Toolesboro Indian Mounds & Museum – Wapello, Iowa This is a group of seven Woodland culture burial mounds and visitor center/museum with Oneota culture artifacts.
The Toolesboro site consists of seven burial mounds on a bluff overlooking the Iowa River near where it joins the Mississippi River. The conical mounds were constructed between 100 BC and AD 200 by a local Hopewell group. At one time, there may have been as many as twelve mounds, but subsequent settlement and excavation have reduced that number to the present seven. As of yet, no village site near the Toolesboro mounds has been located, and this is attributed to the shifting path of the Iowa River which has obliterated possible village sites on the flood plain over the last 2000 years.
Of the seven mounds, only two are visible on the grounds of the Educational Center. The rest are off in the woods, and are separated by a wire fence from the Educational Center. One of the mounds maintained near the Center, known as Mound 2, is the largest of the remaining mounds, measuring 100 feet in diameter and 8 feet in height. This mound was possibly the largest Hopewell mound in Iowa.
The mounds have been excavated by different groups of people since the middle of the nineteenth century.

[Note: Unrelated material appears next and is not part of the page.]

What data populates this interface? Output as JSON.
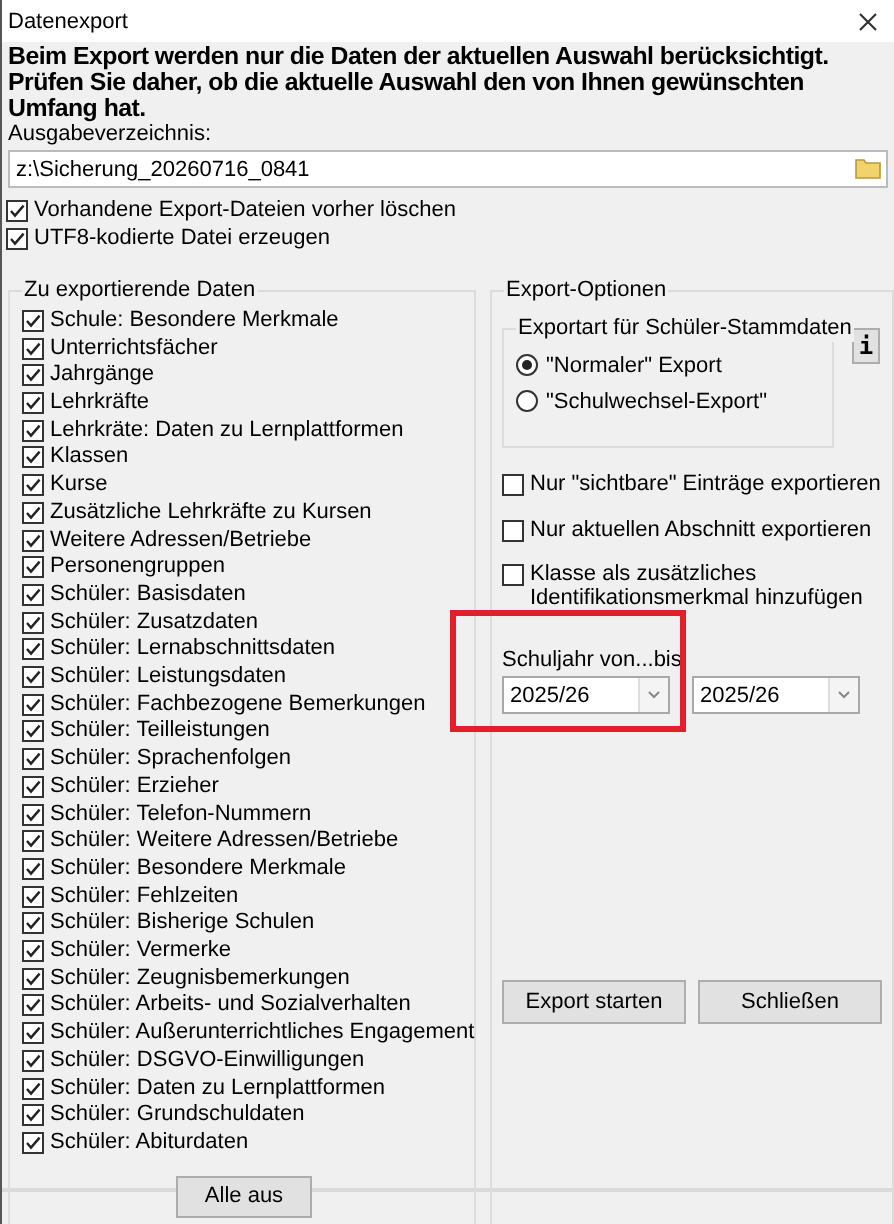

The Davenport Academy of Natural Sciences undertook extensive excavations in the last half of the nineteenth century. Contained within the mounds were typical Hopewell artifacts: copper tools, stone platform pipes, shell and pearl beads, chipped stone tools, and mica sheets. It is difficult to say the number of individuals contained within the mounds and their association to the artifacts and to each other, because of the non-scientific excavations. The mounds did contain a number of burials, although the human remains still available for analysis are few in numbers and poorly preserved.
The family of George H. Mosier donated the land containing the mounds to State of Iowa in 1963. Since then additional adjoining plots have been purchased to make a state preserve. In 1966, the Toolesboro mounds were designated as a National Historic Landmark. The Educational Center with the museum was constructed in 1969. Since the site became a National Historic Landmark, the State Historical Society of Iowa has managed and maintained the mounds and the museum.